I knew you wouldn't want to miss this:
What EDWARDS HAS That Kerry DOESN'T By Andrew Ferguson--Bloomberg News
Feb. 24 (Bloomberg) -- With the March 2 presidential primaries in 10 states looming over the political landscape like the Big Kahuna, Democrats might appreciate a quick guide to the differences between their two remaining serious candidates, John Kerry and John Edwards. Both are faithful Democrats, both wealthy, handsome and well- tailored.
As senators, both voted to authorize the Iraq war, favor keeping the Bush tax cuts for the middle class, and advocate ambitious but incremental reform of the nation's health-care system.
But if you want to see where they differ, try this: get hold of a transcript from the debate held earlier this month in Milwaukee. There you will find the difference in a nutshell -- a very roomy nutshell.
Midway through the debate, a reporter asked Kerry whether, having voted for the Iraq war, he felt any responsibility for ``its costs and casualties.''
Pull up a chair.
``This is one of the reasons why I am so intent on beating George Bush,'' Kerry replied, ``and why I believe I will beat George Bush, because one of the lessons that I learned when I was an instrument of American foreign policy, I was that cutting-edge instrument. I carried that M-16....''
Rinse and Repeat
A minute later, Kerry was still talking: ``There was a right way to do this and a wrong way to do it.'' Another minute passed and he was still putting the finishing touches on his answer, which, it turned out, wasn't really an answer.
``Let me repeat the question,'' the frustrated reporter said.
And Kerry was off again, for another 90 seconds. He mentioned Bill Clinton, the War Powers Act, and former Republican foreign policy bigwigs Jim Baker and Brent Scowcroft, yet never got around to saying whether he felt any responsibility for the consequences of his vote.
``There was a right way to do it,'' he said once more, ``and a wrong way to do it.''
The reporter gave up and asked the same question of Edwards, who shot a sly glance at Kerry.
``That's the longest answer I ever heard to a `yes' or `no' question,'' Edwards said. ``The answer to your question is, `Of course.' I did what I believed was right.''
Self-Referential
My point in reprinting these replies is not that Kerry talks too much -- all politicians talk too much -- but that so much of his talk is undisciplined, self-referential and pompously unappealing.
Here he stands in sharp contrast to Edwards, who is by far the more disciplined political performer of the two --and, though Democrats may be reluctant to admit it, the better candidate, too.
In many respects it's not even a fair contest. Kerry has been cocooned for nearly 20 years in the U.S. Senate, where the art of moral persuasion has largely vanished. Despite its self-advertisement as the ``world's greatest deliberative body,'' the Senate is scene to more sloppy, self-indulgent oratory than a televised Grammy awards show.
Trial Practice
Edwards, on the other hand, honed his skills during 25 years as a trial lawyer -- pacing courtrooms, pruning arguments, trying to keep juries awake. His stump speech, repeated as often as six times a day for more than a year, is buffed till it glows. In five minutes he can cover more issues, and push more hot buttons, than Kerry can handle in half an hour.

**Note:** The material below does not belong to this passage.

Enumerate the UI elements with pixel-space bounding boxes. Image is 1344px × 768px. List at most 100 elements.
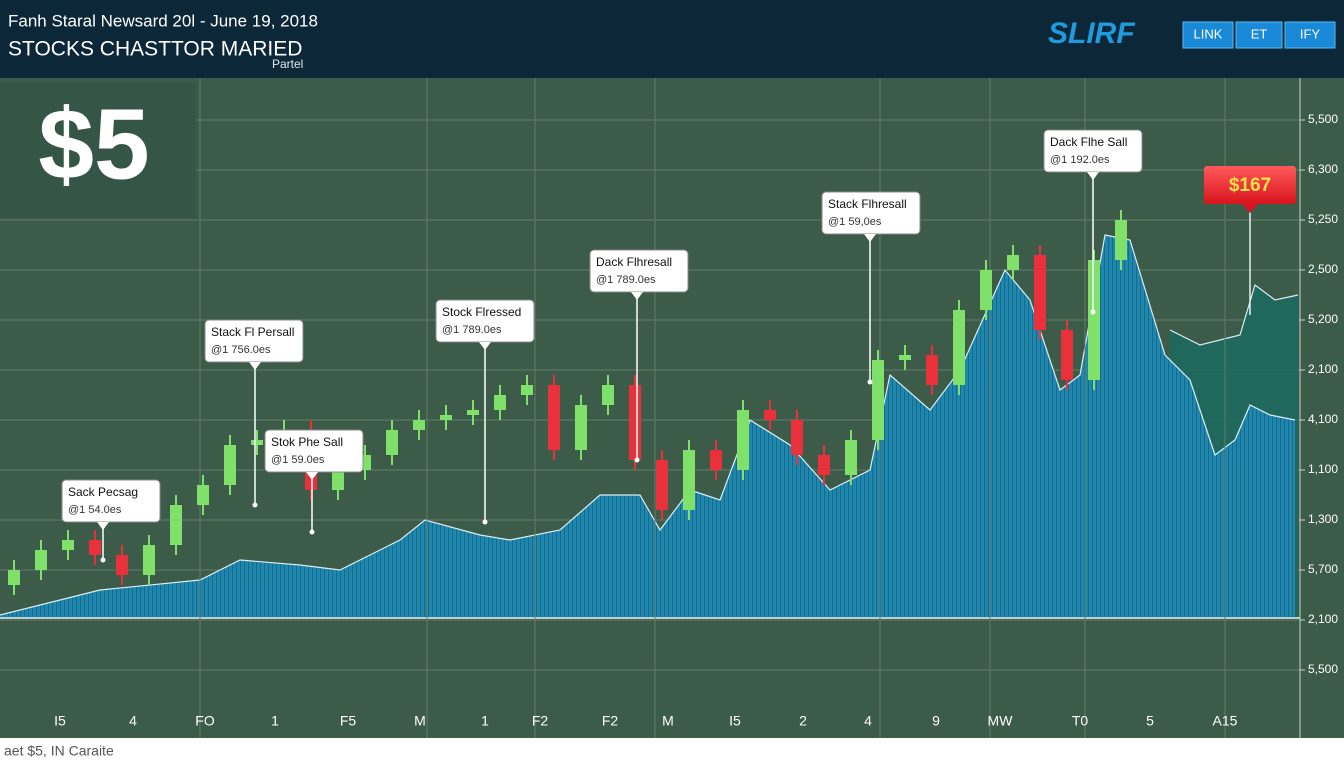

Republicans like to complain that Democrats wage ``class warfare.'' They mean the phrase metaphorically, but with Edwards they get the real thing. ``I believe,'' he says in his stump speech, ``that the son of a millworker can go toe-to-toe with the son of a president.''
Edwards uses his working-class roots to draw a distinction with Kerry on trade policy, the only substantive issue where a distinction between the two can be made. Kerry -- educated in a Swiss boarding school, son of a foreign service officer, husband to an heiress -- voted for the North American Free Trade Agreement in 1993 as a Massachusetts senator.
Edwards says he opposed it, though he wasn't in the Senate when the treaty passed, because he has seen the ravages of free trade in the abandoned textile mills of his state, North Carolina.
Electability `Issue'
Yet the real distinction Edwards wants to draw involves ``electability,'' this year's instant political cliche and supposedly Kerry's greatest strength as a candidate.
Electability
is a strangely post-modern rationale for a campaign; it presumes that voters will vote for a candidate because they think voters will vote for him.
Among the party faithful, weighing similar alternatives, this line of reasoning is vaguely plausible. But it vanishes when a candidate moves from the insular world of primaries into a general election, where fully a third of the electorate will have no party affiliation.
And it's precisely among these independent voters that Edwards has shown his greatest strength in such states as Wisconsin and South Carolina.
In November, voters will vote for the candidate who has withstood six months of pitiless exposure, including a series of debates with President George W. Bush, and survived with his personal appeal intact.
Democrats should ask: Is Edwards more likely than Kerry to wear well? That's one more ``yes or no question'' that John Kerry might have trouble answering.